The boys at Haeco took it out of the water, put it on the rack, and, "pop", Bugis was all shipshape again. But to everything there is a season and it may just be that Haeco's best days are over, that it just doesn't make sense to have such a big maintenance centre here any longer.
Hong Kong people just don't want the jobs. They want to work in banks and Haeco won't make you rich. In a bank job you have a chance.
As the chart shows, we crossed a benchmark in our employment statistics this year. There are now more than one million job holders with a degree from a tertiary institute of education.
This amounts to 27 per cent of the total employment rolls, a figure that has doubled in just 15 years.
Many of these degree holders slaver for the get-rich-quick bank jobs as they enter the workforce and the large majority of them will be frustrated. Only if daddy maintains US$100 million with the bank is son or daughter guaranteed a job there.
But why is it that in a work force with a million people who have gone to the time and effort of acquiring a full tertiary level education there are not enough people who have directed their education towards the skilled jobs that Haeco has on offer?
Part of the answer obviously lies in the fact that at Haeco you have to wear a maintenance uniform rather than suit and tie and you have to dirty your hands a little. But there are many bank jobs of far greater drudgery than anything to which Haeco puts its people.

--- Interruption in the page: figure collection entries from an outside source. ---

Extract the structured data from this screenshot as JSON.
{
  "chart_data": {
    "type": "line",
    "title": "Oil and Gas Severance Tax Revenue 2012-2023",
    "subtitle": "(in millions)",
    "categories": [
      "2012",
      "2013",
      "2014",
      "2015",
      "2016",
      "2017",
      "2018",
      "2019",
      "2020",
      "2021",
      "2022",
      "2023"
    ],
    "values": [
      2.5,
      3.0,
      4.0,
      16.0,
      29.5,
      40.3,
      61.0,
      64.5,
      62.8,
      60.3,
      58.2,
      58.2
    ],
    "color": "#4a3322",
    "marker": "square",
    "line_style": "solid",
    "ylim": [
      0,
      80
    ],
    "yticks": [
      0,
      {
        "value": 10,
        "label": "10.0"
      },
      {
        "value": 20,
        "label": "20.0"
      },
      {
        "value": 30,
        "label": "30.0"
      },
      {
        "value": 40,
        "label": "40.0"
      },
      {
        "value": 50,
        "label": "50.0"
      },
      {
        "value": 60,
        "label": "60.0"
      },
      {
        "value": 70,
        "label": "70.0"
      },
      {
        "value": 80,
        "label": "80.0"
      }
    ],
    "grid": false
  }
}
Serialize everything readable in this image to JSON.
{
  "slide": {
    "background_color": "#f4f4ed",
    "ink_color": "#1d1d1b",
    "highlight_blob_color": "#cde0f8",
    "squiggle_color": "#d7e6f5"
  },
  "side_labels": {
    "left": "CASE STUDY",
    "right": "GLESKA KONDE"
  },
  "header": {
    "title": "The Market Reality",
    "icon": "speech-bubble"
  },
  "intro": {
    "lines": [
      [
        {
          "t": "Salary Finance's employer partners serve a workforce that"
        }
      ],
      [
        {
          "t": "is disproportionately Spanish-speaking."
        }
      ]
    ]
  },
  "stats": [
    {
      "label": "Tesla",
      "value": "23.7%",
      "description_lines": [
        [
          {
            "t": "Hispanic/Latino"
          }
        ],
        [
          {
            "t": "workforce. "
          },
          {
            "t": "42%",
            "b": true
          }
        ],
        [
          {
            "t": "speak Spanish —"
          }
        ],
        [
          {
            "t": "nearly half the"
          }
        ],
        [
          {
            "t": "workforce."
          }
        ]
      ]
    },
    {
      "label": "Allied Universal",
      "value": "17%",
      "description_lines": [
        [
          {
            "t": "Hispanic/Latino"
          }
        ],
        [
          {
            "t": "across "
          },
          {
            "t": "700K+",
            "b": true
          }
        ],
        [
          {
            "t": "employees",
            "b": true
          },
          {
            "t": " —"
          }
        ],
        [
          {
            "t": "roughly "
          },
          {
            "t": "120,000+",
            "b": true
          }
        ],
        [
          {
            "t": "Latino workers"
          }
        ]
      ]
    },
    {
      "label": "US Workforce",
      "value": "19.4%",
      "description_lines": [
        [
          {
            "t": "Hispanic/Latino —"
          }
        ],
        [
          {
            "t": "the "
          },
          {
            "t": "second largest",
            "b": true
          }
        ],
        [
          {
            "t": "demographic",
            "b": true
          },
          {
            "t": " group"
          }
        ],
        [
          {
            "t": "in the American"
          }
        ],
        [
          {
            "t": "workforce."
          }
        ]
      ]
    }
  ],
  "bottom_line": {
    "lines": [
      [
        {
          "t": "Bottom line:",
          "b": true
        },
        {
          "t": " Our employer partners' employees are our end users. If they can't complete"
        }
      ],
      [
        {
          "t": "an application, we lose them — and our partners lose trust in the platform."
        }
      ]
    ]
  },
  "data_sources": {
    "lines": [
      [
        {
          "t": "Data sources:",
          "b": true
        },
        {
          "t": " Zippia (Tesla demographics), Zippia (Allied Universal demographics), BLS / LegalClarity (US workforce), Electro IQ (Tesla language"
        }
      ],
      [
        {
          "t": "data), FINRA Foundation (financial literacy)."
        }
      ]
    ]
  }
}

I think in the end it just comes down to the money. I am not privy to the Haeco pay scale but the company faces a conundrum that will simply not go away. Either the pay goes way up and slowly the word goes out that Haeco is a good place to work or its labour shortage will get worse.
And if paying more means that Haeco is no longer competitive in the worldwide aircraft maintenance market, then so be it. Hong Kong's window of opportunity in this business will have been exploited fully during the few decades the window was open and now it is Pakistan's turn or Brazil's.
Haeco, in my view, is a bellwether for much that will change in the make-up of Hong Kong's economy over the next few years.
But while it would be sad to lose a company like this or see it dwindle, the same could be said of many garment companies that are now only names from the past.
If it must go, then let it go. This town will still move on.